SPHiNX

FLEXiBLE DEDUPLICATION

FLEXiBLE Deduplication

FLEXiBLE deduplication is a revolutionary compression process that optimizes storage usage and replication performance by comparing and storing only one file when the file is found as duplicate. Deduplication is the appliance’s heart that flawlessly streamlines the replication processes. The main data deduplication process consist of storing each unique data sequence only once. By discarding duplicate data elements, the deduplication engine sends only the changed data bits to the storage array. This way, the amount of transmitted data is significantly reduced and the speed of data backups increased. Data deduplication is also used for replication purposes in order to send only the unique blocks from the source to the target and if a block is not unique, it will send only the pointer to the right unique blocks to reduce bandwidth utilization.

Deduplication at the source removes redundant blocks before sending any data to the backup target (client or server). Source-based deduplication reduces bandwidth and storage use and it doesn’t require any additional hardware to deduplicate on. At the target, deduplication is network-based: backups are sent through the network to a remote location. Even if it requires more network bandwidth, the target deduplication is more efficient than source deduplication, particularly for big data sets.

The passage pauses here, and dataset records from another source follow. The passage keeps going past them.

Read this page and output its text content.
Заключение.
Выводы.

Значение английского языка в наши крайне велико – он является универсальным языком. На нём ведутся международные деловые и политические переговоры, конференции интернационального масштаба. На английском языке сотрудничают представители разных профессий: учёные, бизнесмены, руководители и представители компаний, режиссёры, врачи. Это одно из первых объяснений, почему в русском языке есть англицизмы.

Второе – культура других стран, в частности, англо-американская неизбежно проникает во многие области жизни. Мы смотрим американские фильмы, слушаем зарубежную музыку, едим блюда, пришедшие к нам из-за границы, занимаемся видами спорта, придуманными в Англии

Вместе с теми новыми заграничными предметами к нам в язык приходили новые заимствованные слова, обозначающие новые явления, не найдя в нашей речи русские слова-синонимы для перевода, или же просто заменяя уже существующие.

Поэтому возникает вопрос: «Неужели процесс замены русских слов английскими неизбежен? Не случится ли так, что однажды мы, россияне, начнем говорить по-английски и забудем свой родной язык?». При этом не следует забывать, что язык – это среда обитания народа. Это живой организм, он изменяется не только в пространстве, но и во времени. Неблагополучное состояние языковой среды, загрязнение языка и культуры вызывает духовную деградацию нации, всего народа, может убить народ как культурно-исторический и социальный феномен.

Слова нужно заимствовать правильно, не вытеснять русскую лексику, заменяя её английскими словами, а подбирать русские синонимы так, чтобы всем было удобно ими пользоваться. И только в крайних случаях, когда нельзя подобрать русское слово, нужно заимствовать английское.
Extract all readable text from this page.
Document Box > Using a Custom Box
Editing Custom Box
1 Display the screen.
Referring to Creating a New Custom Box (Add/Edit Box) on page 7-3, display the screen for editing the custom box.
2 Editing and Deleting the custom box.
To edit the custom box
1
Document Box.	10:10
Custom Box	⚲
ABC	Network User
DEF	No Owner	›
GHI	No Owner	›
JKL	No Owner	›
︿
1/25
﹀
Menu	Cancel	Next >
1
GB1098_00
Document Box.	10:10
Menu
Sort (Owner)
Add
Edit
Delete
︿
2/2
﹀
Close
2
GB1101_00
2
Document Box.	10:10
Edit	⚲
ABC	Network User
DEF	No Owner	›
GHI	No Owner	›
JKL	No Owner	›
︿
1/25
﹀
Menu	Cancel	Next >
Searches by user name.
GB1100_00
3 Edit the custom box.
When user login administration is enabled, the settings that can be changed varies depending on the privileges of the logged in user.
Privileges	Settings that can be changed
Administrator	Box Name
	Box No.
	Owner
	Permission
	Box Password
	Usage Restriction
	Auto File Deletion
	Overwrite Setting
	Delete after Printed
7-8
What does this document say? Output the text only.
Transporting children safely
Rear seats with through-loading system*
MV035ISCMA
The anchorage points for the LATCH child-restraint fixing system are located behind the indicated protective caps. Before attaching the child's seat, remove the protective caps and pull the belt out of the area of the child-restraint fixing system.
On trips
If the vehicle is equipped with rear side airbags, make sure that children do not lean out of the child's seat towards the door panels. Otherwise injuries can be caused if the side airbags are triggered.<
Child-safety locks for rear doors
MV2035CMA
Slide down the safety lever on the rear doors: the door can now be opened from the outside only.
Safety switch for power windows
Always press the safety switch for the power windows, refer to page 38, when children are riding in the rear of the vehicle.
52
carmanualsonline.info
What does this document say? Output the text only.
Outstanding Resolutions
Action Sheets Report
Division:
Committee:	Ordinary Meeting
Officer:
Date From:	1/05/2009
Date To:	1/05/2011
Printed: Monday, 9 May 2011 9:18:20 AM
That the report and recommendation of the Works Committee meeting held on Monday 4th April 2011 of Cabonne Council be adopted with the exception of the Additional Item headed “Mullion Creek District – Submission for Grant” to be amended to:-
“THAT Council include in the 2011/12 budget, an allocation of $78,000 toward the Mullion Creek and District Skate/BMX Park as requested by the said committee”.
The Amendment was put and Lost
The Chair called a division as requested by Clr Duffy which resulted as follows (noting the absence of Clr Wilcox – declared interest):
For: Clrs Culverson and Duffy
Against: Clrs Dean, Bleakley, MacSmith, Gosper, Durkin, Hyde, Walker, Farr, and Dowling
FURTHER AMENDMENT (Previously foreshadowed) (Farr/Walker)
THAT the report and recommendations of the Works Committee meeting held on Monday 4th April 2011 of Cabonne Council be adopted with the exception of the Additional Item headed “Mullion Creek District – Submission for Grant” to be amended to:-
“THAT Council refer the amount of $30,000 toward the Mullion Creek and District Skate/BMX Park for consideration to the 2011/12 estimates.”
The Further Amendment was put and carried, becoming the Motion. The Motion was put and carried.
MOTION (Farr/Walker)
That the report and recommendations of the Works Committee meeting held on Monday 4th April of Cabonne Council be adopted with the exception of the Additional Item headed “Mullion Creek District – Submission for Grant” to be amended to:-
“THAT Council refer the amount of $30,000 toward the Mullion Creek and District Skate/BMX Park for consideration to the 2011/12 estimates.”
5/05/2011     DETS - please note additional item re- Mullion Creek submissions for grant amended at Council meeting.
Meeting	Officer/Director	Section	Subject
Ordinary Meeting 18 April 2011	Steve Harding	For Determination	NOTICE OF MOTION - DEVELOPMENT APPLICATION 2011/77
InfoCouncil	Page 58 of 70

Deduplication & Replication

Deduplication process starts at the original storage location. When data is replicated over, it ``arrives`` already deduped to the new storage location. By deduplication, data becomes intelligently compressed and shrunk in such a way that takes only a fraction of the storage space. In essence, it is a simple data compression process that eliminates all redundant copies of data and stores a single dataset. Copies of data blocks are replaced with pointers to the unique copy.

Local Repository

Once replicated, data is stored in a local repository (internal disks) that serves as a transition storage space (deduped storage); from here, data can be off-loaded to external disks (external storage). The local repository is used as a reference point for the entire deduplication process by comparing the files that are about to be backed up or archived with any stored copy of this file. After checking the attributes of the file against an index, the deduplication engine removes any duplicate files and keeps only one copy. If the file is unique, but updated, only the stub that points to the original file is stored.

Cloud Repository

If the backup target is not a physical storage unit, SPHiNX can back up data to a deduped repository hosted in the cloud. The deduplication process runs the same way as for the local repository, The file is broken into blocks with same fixed size and each block is processed using hash algorithms. Once the block is analyzed, its signature is compared against the deduplication table. Only if the block’s signature is not found in the table, the data is backed up and stored on the disk.